On Estimation of Vaccine Efficacy Using Validation Samples with Selection Bias

Daniel O. Scharfstein, Department of Biostatistics, Johns Hopkins Bloomberg School of Public Health
M. Elizabeth Halloran, Department of Biostatistics, Rollins School of Public Health, Emory University
Haitao Chu, Department of Epidemiology, Johns Hopkins Bloomberg School of Public Health
Michael J. Daniels, Department of Statistics, University of Florida


Using validation sets for outcomes can greatly improve the estimation of vaccine efficacy (VE) in the field (Halloran and Longini 2001; Halloran et al. 2003). Most statistical methods for using validation sets rely on the assumption that outcomes on those with no cultures are missing at random. However, often the validation sets will not be chosen at random. For example, confirmational cultures are often done on people with influenza-like illness as part of routine influenza surveillance. VE estimates based on such non-MAR validation sets could be biased.

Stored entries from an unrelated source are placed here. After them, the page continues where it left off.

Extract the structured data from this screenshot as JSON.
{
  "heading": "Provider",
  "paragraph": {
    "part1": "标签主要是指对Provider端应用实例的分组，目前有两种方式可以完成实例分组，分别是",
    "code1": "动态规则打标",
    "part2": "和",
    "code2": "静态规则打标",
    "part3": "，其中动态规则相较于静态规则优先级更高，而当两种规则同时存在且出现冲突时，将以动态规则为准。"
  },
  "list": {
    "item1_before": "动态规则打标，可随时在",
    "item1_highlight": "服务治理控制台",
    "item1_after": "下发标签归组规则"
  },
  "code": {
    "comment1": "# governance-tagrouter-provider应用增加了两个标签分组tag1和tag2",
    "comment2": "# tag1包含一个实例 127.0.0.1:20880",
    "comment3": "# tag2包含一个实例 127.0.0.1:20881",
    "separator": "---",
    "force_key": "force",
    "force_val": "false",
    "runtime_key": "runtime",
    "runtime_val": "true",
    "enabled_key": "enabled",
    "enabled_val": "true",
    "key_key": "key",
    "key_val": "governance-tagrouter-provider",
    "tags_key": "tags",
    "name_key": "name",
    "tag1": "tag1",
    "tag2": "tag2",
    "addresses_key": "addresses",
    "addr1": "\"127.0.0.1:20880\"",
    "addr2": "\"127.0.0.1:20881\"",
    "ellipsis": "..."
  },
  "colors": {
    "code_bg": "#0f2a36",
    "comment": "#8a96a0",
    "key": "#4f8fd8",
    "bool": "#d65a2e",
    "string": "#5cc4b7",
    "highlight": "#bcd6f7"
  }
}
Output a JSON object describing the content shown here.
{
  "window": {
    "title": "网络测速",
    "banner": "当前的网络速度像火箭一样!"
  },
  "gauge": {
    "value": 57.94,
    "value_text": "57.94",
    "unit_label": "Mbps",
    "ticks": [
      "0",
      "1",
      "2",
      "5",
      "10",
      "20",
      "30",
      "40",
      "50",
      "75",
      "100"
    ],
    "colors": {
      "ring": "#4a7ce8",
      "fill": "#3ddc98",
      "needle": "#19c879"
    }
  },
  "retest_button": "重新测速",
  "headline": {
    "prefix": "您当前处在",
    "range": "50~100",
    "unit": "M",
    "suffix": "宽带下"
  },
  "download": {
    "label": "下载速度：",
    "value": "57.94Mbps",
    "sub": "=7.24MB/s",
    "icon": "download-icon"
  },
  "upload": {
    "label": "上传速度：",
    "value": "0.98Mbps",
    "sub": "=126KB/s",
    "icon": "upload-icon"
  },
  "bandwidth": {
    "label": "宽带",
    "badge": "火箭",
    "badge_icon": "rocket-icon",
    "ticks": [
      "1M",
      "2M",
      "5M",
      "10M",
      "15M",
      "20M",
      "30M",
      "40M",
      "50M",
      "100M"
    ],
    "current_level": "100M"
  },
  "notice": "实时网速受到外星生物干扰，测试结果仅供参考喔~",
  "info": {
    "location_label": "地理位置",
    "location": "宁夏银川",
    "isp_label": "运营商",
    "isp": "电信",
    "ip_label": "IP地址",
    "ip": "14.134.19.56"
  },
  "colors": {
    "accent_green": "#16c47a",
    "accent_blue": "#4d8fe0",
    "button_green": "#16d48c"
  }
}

Here we propose frequentists and Bayesian approaches for estimating vaccine efficacy in the presence of validation bias. Our work builds on the ideas of Rotnitzky et al. (1998,2001), Scharfstein et al. (1999,2003) and Robins et al. (2000). Our methods require expert opinion about the nature of the validation selection bias. In a re-analysis of an influenza vaccine study, we found, using the beliefs of a flu expert, that, within any plausible range of selection bias, the VE estimate based on the validation sets is much higher than the point estimate using just the nonspecific case definition. Our approach is generally applicable to studies with missing binary outcomes with categorical covariates.